To serialize access, protect the data with channel operations or other synchronization primitives such as those in the sync and sync/atomic packages.

This remains good advice. The advice is also consistent with other languages' encouragement of DRF-SC: synchronize to eliminate data races, and then programs will behave as if sequentially consistent, leaving no need to understand the remainder of the memory model.

Changes to Go's Memory Model

Document Go's overall approach

Other programming languages typically take one of two approaches to programs containing data races. The first, exemplified by C and C++, is that programs with data races are invalid: a compiler may break them in arbitrarily surprising ways. The second, exemplified by Java and JavaScript, is that programs with data races have defined semantics, limiting the possible impact of a race and making programs more reliable and easier to debug. Go's approach sits between these two. Programs with data races are invalid in the sense that an implementation may report the race and terminate the program. But otherwise, programs with data races have defined semantics with a limited number of outcomes, making errant programs more reliable and easier to debug.

[...] Defining enough of a memory model to guide programmers and compiler writers is important, but defining one in complete formality—correctly!—seems still just beyond the grasp of the most talented researchers. It should suffice for Go to continue to say the minimum needed to be useful.

Document happens-before for sync libraries

New APIs have been added to the sync package since the memory model was written. We need to add them to the memory model (issue #7948).

sync.Cond, sync.Map, sync.Pool, sync.WaitGroup

Document happens-before for sync/atomic

Atomic operations are missing from the memory model. We need to add them (issue #5045)

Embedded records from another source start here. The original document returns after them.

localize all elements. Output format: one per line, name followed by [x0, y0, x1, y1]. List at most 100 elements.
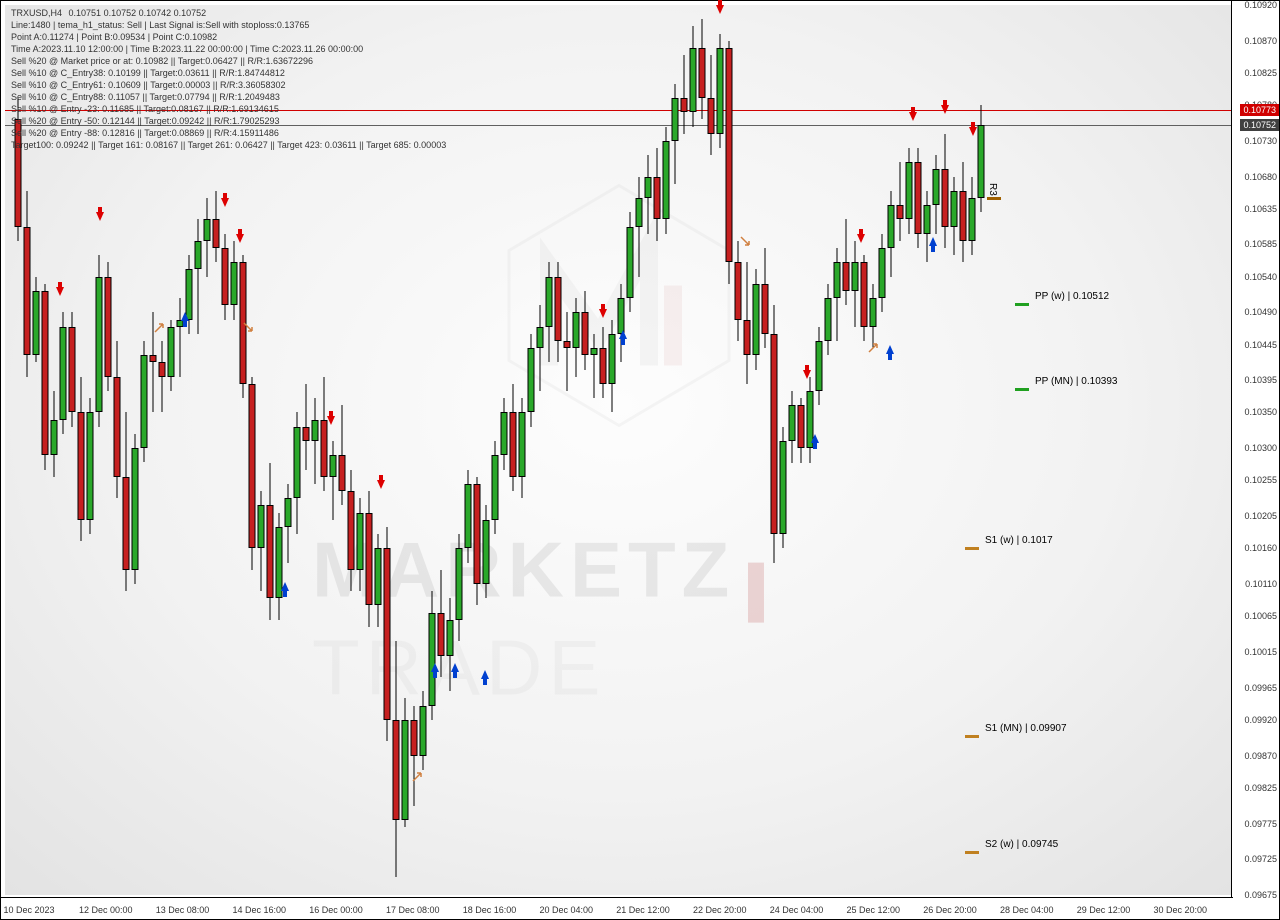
candle[interactable] [931, 5, 940, 895]
candle[interactable] [850, 5, 859, 895]
x-tick: 14 Dec 16:00 [232, 905, 286, 915]
candle[interactable] [697, 5, 706, 895]
candle[interactable] [778, 5, 787, 895]
candle[interactable] [589, 5, 598, 895]
candle[interactable] [751, 5, 760, 895]
candle[interactable] [733, 5, 742, 895]
candle[interactable] [742, 5, 751, 895]
candle[interactable] [616, 5, 625, 895]
candle[interactable] [706, 5, 715, 895]
candle[interactable] [580, 5, 589, 895]
x-tick: 12 Dec 00:00 [79, 905, 133, 915]
candle[interactable] [562, 5, 571, 895]
candle[interactable] [553, 5, 562, 895]
info-line: Sell %10 @ C_Entry61: 0.10609 || Target:… [11, 79, 286, 91]
y-tick: 0.09825 [1244, 783, 1277, 793]
candle[interactable] [571, 5, 580, 895]
candle[interactable] [760, 5, 769, 895]
info-line: Sell %10 @ C_Entry38: 0.10199 || Target:… [11, 67, 285, 79]
candle[interactable] [688, 5, 697, 895]
candle[interactable] [598, 5, 607, 895]
candle[interactable] [481, 5, 490, 895]
candle[interactable] [814, 5, 823, 895]
candle[interactable] [949, 5, 958, 895]
y-tick: 0.10300 [1244, 443, 1277, 453]
candle[interactable] [922, 5, 931, 895]
candle[interactable] [715, 5, 724, 895]
candle[interactable] [445, 5, 454, 895]
info-line: Line:1480 | tema_h1_status: Sell | Last … [11, 19, 309, 31]
y-tick: 0.10160 [1244, 543, 1277, 553]
signal-arrow [96, 212, 104, 221]
candle[interactable] [454, 5, 463, 895]
symbol-line: TRXUSD,H4 0.10751 0.10752 0.10742 0.1075… [11, 7, 206, 19]
y-tick: 0.10015 [1244, 647, 1277, 657]
candle[interactable] [769, 5, 778, 895]
candle[interactable] [859, 5, 868, 895]
candle[interactable] [724, 5, 733, 895]
x-tick: 16 Dec 00:00 [309, 905, 363, 915]
candle[interactable] [886, 5, 895, 895]
signal-arrow [181, 312, 189, 321]
candle[interactable] [904, 5, 913, 895]
candle[interactable] [679, 5, 688, 895]
candle[interactable] [526, 5, 535, 895]
y-tick: 0.10730 [1244, 136, 1277, 146]
y-tick: 0.10635 [1244, 204, 1277, 214]
candle[interactable] [463, 5, 472, 895]
candle[interactable] [868, 5, 877, 895]
candle[interactable] [643, 5, 652, 895]
signal-arrow [803, 370, 811, 379]
signal-arrow [909, 112, 917, 121]
candle[interactable] [796, 5, 805, 895]
y-tick: 0.09870 [1244, 751, 1277, 761]
candle[interactable] [472, 5, 481, 895]
pivot-label: S1 (w) | 0.1017 [985, 535, 1053, 546]
signal-arrow [236, 234, 244, 243]
y-tick: 0.09725 [1244, 854, 1277, 864]
signal-arrow [451, 663, 459, 672]
y-tick: 0.10205 [1244, 511, 1277, 521]
candle[interactable] [499, 5, 508, 895]
candle[interactable] [517, 5, 526, 895]
candle[interactable] [625, 5, 634, 895]
candle[interactable] [607, 5, 616, 895]
candle[interactable] [895, 5, 904, 895]
candle[interactable] [967, 5, 976, 895]
y-tick: 0.10920 [1244, 0, 1277, 10]
candle[interactable] [805, 5, 814, 895]
candle[interactable] [958, 5, 967, 895]
candle[interactable] [913, 5, 922, 895]
candle[interactable] [634, 5, 643, 895]
pivot-mark [1015, 303, 1029, 306]
candle[interactable] [670, 5, 679, 895]
candle[interactable] [841, 5, 850, 895]
x-tick: 28 Dec 04:00 [1000, 905, 1054, 915]
x-axis: 10 Dec 202312 Dec 00:0013 Dec 08:0014 De… [1, 897, 1233, 919]
info-line: Sell %10 @ Entry -23: 0.11685 || Target:… [11, 103, 279, 115]
x-tick: 21 Dec 12:00 [616, 905, 670, 915]
candle[interactable] [544, 5, 553, 895]
signal-arrow [221, 198, 229, 207]
x-tick: 25 Dec 12:00 [846, 905, 900, 915]
plot-area[interactable]: MARKETZ TRADE R3PP (w) | 0.10512PP (MN) … [5, 5, 1233, 895]
y-tick: 0.10825 [1244, 68, 1277, 78]
info-line: Point A:0.11274 | Point B:0.09534 | Poin… [11, 31, 217, 43]
y-tick: 0.09675 [1244, 890, 1277, 900]
candle[interactable] [661, 5, 670, 895]
candle[interactable] [877, 5, 886, 895]
candle[interactable] [940, 5, 949, 895]
pivot-mark [965, 547, 979, 550]
candle[interactable] [535, 5, 544, 895]
candle[interactable] [976, 5, 985, 895]
y-axis: 0.109200.108700.108250.107800.107300.106… [1231, 1, 1279, 899]
candle[interactable] [652, 5, 661, 895]
candle[interactable] [490, 5, 499, 895]
pivot-mark [987, 197, 1001, 200]
x-tick: 22 Dec 20:00 [693, 905, 747, 915]
candle[interactable] [787, 5, 796, 895]
info-line: Sell %20 @ Entry -88: 0.12816 || Target:… [11, 127, 279, 139]
candle[interactable] [823, 5, 832, 895]
candle[interactable] [832, 5, 841, 895]
candle[interactable] [508, 5, 517, 895]
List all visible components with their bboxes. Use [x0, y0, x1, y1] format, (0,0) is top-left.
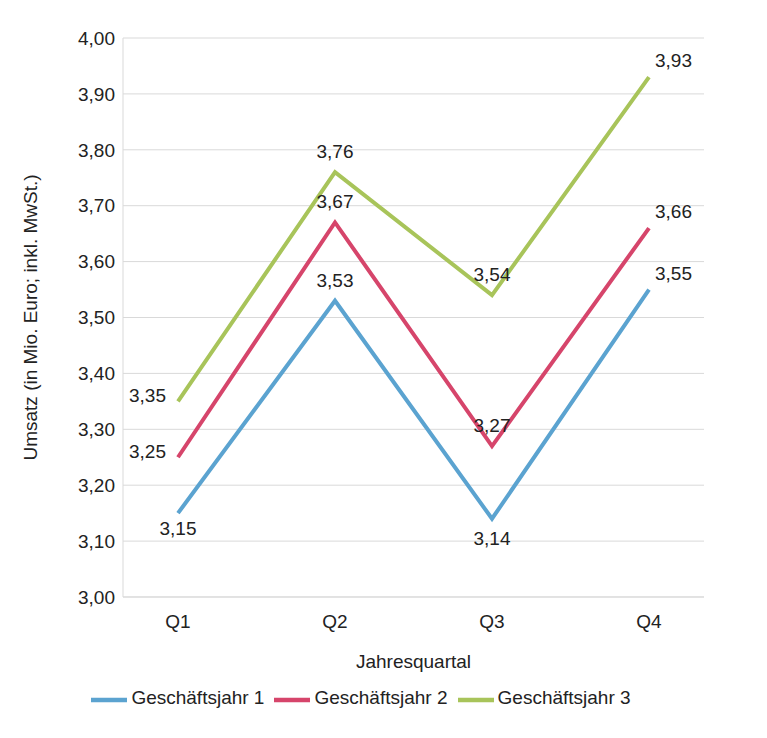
svg-text:3,40: 3,40 [78, 363, 115, 384]
svg-text:3,27: 3,27 [474, 415, 511, 436]
svg-text:3,80: 3,80 [78, 140, 115, 161]
html-text:Geschäftsjahr 3: Geschäftsjahr 3 [497, 687, 631, 709]
svg-text:3,70: 3,70 [78, 195, 115, 216]
svg-text:3,20: 3,20 [78, 475, 115, 496]
html-text:Geschäftsjahr 1: Geschäftsjahr 1 [131, 687, 265, 709]
svg-text:Umsatz (in Mio. Euro; inkl. Mw: Umsatz (in Mio. Euro; inkl. MwSt.) [20, 174, 41, 460]
svg-text:3,90: 3,90 [78, 84, 115, 105]
svg-text:3,14: 3,14 [474, 528, 511, 549]
svg-text:3,30: 3,30 [78, 419, 115, 440]
svg-text:3,76: 3,76 [317, 141, 354, 162]
svg-text:3,35: 3,35 [129, 385, 166, 406]
svg-text:3,00: 3,00 [78, 587, 115, 608]
html-text:Geschäftsjahr 2: Geschäftsjahr 2 [314, 687, 448, 709]
svg-text:Q3: Q3 [479, 611, 504, 632]
svg-text:3,60: 3,60 [78, 251, 115, 272]
svg-text:3,66: 3,66 [655, 201, 692, 222]
svg-text:3,50: 3,50 [78, 307, 115, 328]
svg-text:3,54: 3,54 [474, 264, 511, 285]
svg-text:Q1: Q1 [165, 611, 190, 632]
svg-text:3,55: 3,55 [655, 263, 692, 284]
svg-text:Q4: Q4 [636, 611, 662, 632]
svg-text:3,15: 3,15 [160, 518, 197, 539]
svg-text:3,25: 3,25 [129, 441, 166, 462]
svg-text:4,00: 4,00 [78, 28, 115, 49]
svg-text:3,10: 3,10 [78, 531, 115, 552]
svg-text:3,53: 3,53 [317, 270, 354, 291]
svg-text:Q2: Q2 [322, 611, 347, 632]
svg-text:3,67: 3,67 [317, 191, 354, 212]
svg-text:Jahresquartal: Jahresquartal [356, 651, 471, 672]
svg-text:3,93: 3,93 [655, 50, 692, 71]
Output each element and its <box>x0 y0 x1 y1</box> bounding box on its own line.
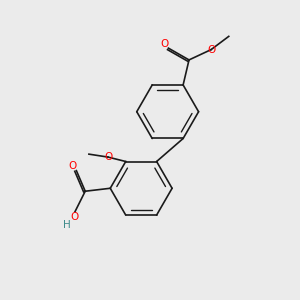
Text: H: H <box>63 220 70 230</box>
Text: O: O <box>69 161 77 172</box>
Text: O: O <box>70 212 79 222</box>
Text: O: O <box>207 45 215 55</box>
Text: O: O <box>104 152 112 162</box>
Text: O: O <box>160 39 169 49</box>
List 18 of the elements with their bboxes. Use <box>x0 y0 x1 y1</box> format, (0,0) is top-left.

Maybe: Add a typed API to sync/atomic

Whether a particular value should be accessed with atomics is therefore a property of the value and not of a particular access. Because of this, most languages put this information in the type system, like Java's volatile int and C++'s atomic<int>. Go's current APIs do not, meaning that correct usage requires careful annotation of which fields of a struct or global variables are expected to only be accessed using atomic APIs.

Maybe: Add unsynchronized atomics

All other modern programming languages provide a way to make concurrent memory reads and writes that do not synchronize the program but also don't invalidate it (don't count as a data race). C, C++, Rust, and Swift have relaxed atomics. Java has VarHandle's “plain” mode. JavaScript has non-atomic accesses to the SharedArrayBuffer (the only shared memory). Go has no way to do this. Perhaps it should. I don't know.

(Go 1.19には導入されない)

robpike, https://github.com/golang/go/discussions/47141#discussioncomment-996275 (2021-07-13)

I would argue strongly against adding unsynchronized atomics, to keep with the philosophy of enough is enough, and the subtlety of adding more operations with different semantics.

Document disallowed compiler optimizations

The Go memory model restricts compiler optimizations as much as it does Go programs. Some compiler optimizations that would be valid in single-threaded programs are not valid in Go programs. In particular, a compiler must not introduce a data race in a race-free program. It must not allow a single read to observe multiple values. And it must not allow a single write to write multiple values.

Conclusion

Go's general approach of being conservative in its memory model has served us well and should be continued. There are, however, a few changes that are overdue, including defining the synchronization behavior of new APIs in the sync and sync/atomic packages. The atomics in particular should be documented to provide sequentially consistent behavior that creates happens-before edges synchronizing the non-atomic code around them. This would match the default atomics provided by all other modern systems languages.

Perhaps the most unique part of the update is the idea of clearly stating that programs with data races may be stopped to report the race but otherwise have well-defined semantics. This constrains both programmers and compilers, and it prioritizes the debuggability and correctness of concurrent programs over convenience for compiler writers.